Maputo: The death toll from a cholera epidemic in Mozambique that broke out after widespread flooding has risen by almost 50 per cent in two weeks to 41, health officials said on Monday.

And the number of new cholera infections has more than doubled over the past fortnight.

Ministry of Health spokesman Quinhas Fernandes said “4,518 cases of cholera and 41 deaths have been recorded since December 25, 2014”.

Authorities said the hardest-hit region is the coal-rich western Tete province, which borders Zimbabwe and Malawi.

Although Tete was not affected by recent floods, its capital city alone has recorded more than 1,500 cases over the past two months, and the pace of infections is quickening there, while elsewhere it is stabilising.

Mozambique regularly suffers outbreaks of cholera and diarrhoea during its summer rainy season, which stretches from October to March.

This year, heavy rains and floods that hit the country between December and January killed 158 people and affected 170,000, hastening the spread of cholera.

Mozambique’s deadliest floods were in 2000, when an estimated 800 people were killed.

Mozambique officials declared an emergency for central and northern Mozambique on January 12 after flooding surpassed the government’s capacity to respond to the situation.
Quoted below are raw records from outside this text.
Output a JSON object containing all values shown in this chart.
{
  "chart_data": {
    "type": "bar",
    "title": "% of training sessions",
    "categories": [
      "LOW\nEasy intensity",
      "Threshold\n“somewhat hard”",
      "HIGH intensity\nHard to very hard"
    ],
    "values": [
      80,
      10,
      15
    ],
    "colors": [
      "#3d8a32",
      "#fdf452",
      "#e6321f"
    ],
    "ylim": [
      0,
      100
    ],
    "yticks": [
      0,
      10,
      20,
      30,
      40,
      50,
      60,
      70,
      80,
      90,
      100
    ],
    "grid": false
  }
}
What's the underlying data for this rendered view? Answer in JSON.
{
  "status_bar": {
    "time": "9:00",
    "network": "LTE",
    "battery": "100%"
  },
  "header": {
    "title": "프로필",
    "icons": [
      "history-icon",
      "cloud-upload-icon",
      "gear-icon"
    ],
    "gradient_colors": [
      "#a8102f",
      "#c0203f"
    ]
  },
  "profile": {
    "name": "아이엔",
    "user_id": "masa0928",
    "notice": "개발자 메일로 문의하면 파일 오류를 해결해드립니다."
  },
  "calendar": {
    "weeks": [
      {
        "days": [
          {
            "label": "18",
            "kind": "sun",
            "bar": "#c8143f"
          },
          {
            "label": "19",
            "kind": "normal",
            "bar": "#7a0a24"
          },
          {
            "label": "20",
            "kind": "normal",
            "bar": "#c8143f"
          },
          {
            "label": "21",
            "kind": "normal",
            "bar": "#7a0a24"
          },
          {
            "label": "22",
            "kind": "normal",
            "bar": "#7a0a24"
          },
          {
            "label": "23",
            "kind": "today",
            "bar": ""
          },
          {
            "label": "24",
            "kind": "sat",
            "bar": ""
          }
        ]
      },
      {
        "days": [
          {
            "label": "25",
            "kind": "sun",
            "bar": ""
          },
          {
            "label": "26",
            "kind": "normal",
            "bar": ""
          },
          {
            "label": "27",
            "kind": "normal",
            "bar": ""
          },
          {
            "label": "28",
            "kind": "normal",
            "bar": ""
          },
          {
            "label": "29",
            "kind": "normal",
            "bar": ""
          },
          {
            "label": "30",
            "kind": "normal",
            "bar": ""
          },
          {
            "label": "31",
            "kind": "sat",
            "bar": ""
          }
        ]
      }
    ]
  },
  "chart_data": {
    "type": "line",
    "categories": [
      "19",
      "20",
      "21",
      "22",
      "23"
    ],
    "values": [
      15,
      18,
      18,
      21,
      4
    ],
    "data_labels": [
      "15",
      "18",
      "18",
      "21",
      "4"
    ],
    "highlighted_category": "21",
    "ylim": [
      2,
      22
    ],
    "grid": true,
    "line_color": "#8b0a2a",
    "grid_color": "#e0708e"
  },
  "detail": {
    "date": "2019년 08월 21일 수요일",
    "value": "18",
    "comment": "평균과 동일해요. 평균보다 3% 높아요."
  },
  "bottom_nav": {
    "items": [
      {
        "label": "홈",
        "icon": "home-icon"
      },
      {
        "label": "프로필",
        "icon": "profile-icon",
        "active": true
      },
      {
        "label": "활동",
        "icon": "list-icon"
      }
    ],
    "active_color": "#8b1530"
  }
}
The Contingency Plan is the Government of Mozambique’s standing emergency preparedness and response arrangement and explicitly includes the role and contributions of the HCT. When the institutional Red Alert was issued, the government requested that HCT assistance is activated and that HCT mobilise necessary support from humanitarian actors and development partners. This Response and Recovery Proposal is in response to that request.

More than 50,000 internally displaced (IDPs), were affected by flooding mainly in Zambezia, Nampula and Niassa provinces.

Significant damage to infrastructure, including bridges and roads, is making access to affected districts — in Zambezia in particular — and delivery of immediate life-saving assistance an enormous challenge for the GoM through the National Institute for Disaster Management (INGC) and the humanitarian partners.